Conduttore tv condannato a 14 anni: uccise creditore con 50 coltellate

Alessandro Cozzi, conduttore e volto di Rai Educational, è stato condannato a 14 anni di carcere per l'omicidio del titolare di un'agenzia di lavoro. Il legale famiglia: "Vista l'efferatezza, troppo poco"

14 anni di carcere. Per un omicidio commesso a causa di un debito di oltre 15mila euro. E' stato così condannato a 14 anni di reclusione il conduttore tv Alessandro Cozzi, volto per tanti anni di Rai Educational, accusato di avere ucciso nel marzo 2011 con una cinquantina di coltellate il titolare di un'agenzia di lavoro Milanese, Ettore Vitiello, per motivi economici.

Lo ha deciso il gup di Milano Elisabetta Meyer nel processo con rito abbreviato. Il legale dei familiari, Gaetano Pecorella, ha parlato di una "pena inadeguata per la crudeltà del fatto". Cozzi è indagato anche per un omicidio avvenuto nel '98, un 'cold casé da poco riaperto.

Cozzi, educatore familiare, padrone di casa della trasmissione 'Diario di Famiglia', il 29 marzo 2011 uccise Vitiello, 58 anni, con una cinquantina di coltellate, dopo essersi presentato nell'ufficio della sua agenzia. Stando alle indagini, Cozzi, infatti, non voleva restituire alla vittima circa 17mila euro che gli doveva. L'ex conduttore tv, 53 anni, è anche indagato per omicidio in un altro 'filone' di indagini relative alla morte di un altro uomo, Alfredo Capelletti, che oltre 13 anni fa era un socio in affari di Cozzi.
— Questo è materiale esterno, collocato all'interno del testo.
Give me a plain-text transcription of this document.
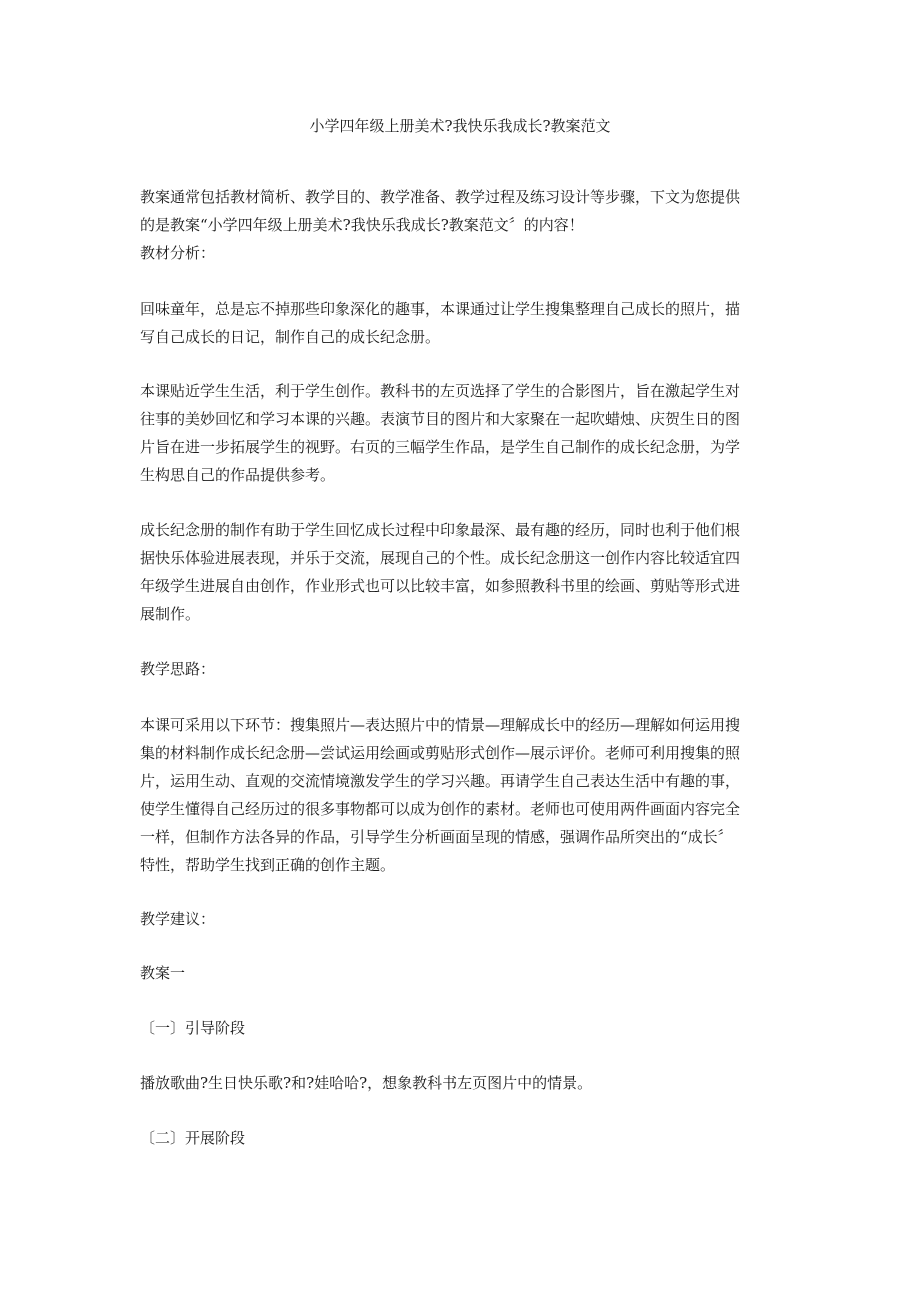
小学四年级上册美术?我快乐我成长?教案范文
教案通常包括教材简析、教学目的、教学准备、教学过程及练习设计等步骤，下文为您提供
的是教案“小学四年级上册美术?我快乐我成长?教案范文〞的内容！
教材分析：
回味童年，总是忘不掉那些印象深化的趣事，本课通过让学生搜集整理自己成长的照片，描
写自己成长的日记，制作自己的成长纪念册。
本课贴近学生生活，利于学生创作。教科书的左页选择了学生的合影图片，旨在激起学生对
往事的美妙回忆和学习本课的兴趣。表演节目的图片和大家聚在一起吹蜡烛、庆贺生日的图
片旨在进一步拓展学生的视野。右页的三幅学生作品，是学生自己制作的成长纪念册，为学
生构思自己的作品提供参考。
成长纪念册的制作有助于学生回忆成长过程中印象最深、最有趣的经历，同时也利于他们根
据快乐体验进展表现，并乐于交流，展现自己的个性。成长纪念册这一创作内容比较适宜四
年级学生进展自由创作，作业形式也可以比较丰富，如参照教科书里的绘画、剪贴等形式进
展制作。
教学思路：
本课可采用以下环节：搜集照片—表达照片中的情景—理解成长中的经历—理解如何运用搜
集的材料制作成长纪念册—尝试运用绘画或剪贴形式创作—展示评价。老师可利用搜集的照
片，运用生动、直观的交流情境激发学生的学习兴趣。再请学生自己表达生活中有趣的事，
使学生懂得自己经历过的很多事物都可以成为创作的素材。老师也可使用两件画面内容完全
一样，但制作方法各异的作品，引导学生分析画面呈现的情感，强调作品所突出的“成长〞
特性，帮助学生找到正确的创作主题。
教学建议：
教案一
〔一〕引导阶段
播放歌曲?生日快乐歌?和?娃哈哈?，想象教科书左页图片中的情景。
〔二〕开展阶段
Morte avvenuta nel 1998. Il pm milanese Maurizio Ascione, nei mesi scorsi, ha riaperto il 'cold case', che all'epoca era stato archiviato come un suicidio.

E' in corso una perizia sul dna e sulle impronte digitali rinvenuti sul coltello che venne ritrovato in mano a Capelletti. Gli esiti degli accertamenti, in sede di incidente probatorio, verranno discussi davanti al gip il prossimo 21 marzo. Per l'omicidio Vitiello, il pm aveva chiesto una condanna a 16 anni di carcere, ma il gup Meyer è partita dalla pena minima di 21 anni e l'ha ridotta di un terzo per lo sconto del rito abbreviato. Il pm non aveva contestato alcuna aggravante e aveva tenuto conto, nel quantificare la pena, della confessione dell'uomo e della sua volontà di risarcire la famiglia della vittima.

"Quella comminata dal giudice - ha spiegato l'avvocato Pecorella, che assiste uno dei due giovani figli di Vitiello, parti civili assieme alla moglie - è una sanzione inadeguata. Si poteva contestare, infatti, l'aggravante della crudeltà per le tante coltellate, molte delle quali inflitte alla schiena, schiacciando la vittima a terra con un ginocchio". Per il legale, inoltre, "potevano essere contestati anche la premeditazione, per il coltello che Cozzi si portò dietro attendendo anche l'uscita dei colleghi di Vitiello, e i futili motivi, perché l'imputato ha ucciso per poche migliaia di euro". L'avvocato, infine, ha chiarito che Cozzi "finora ha dato solo un anticipo di risarcimento ai familiari".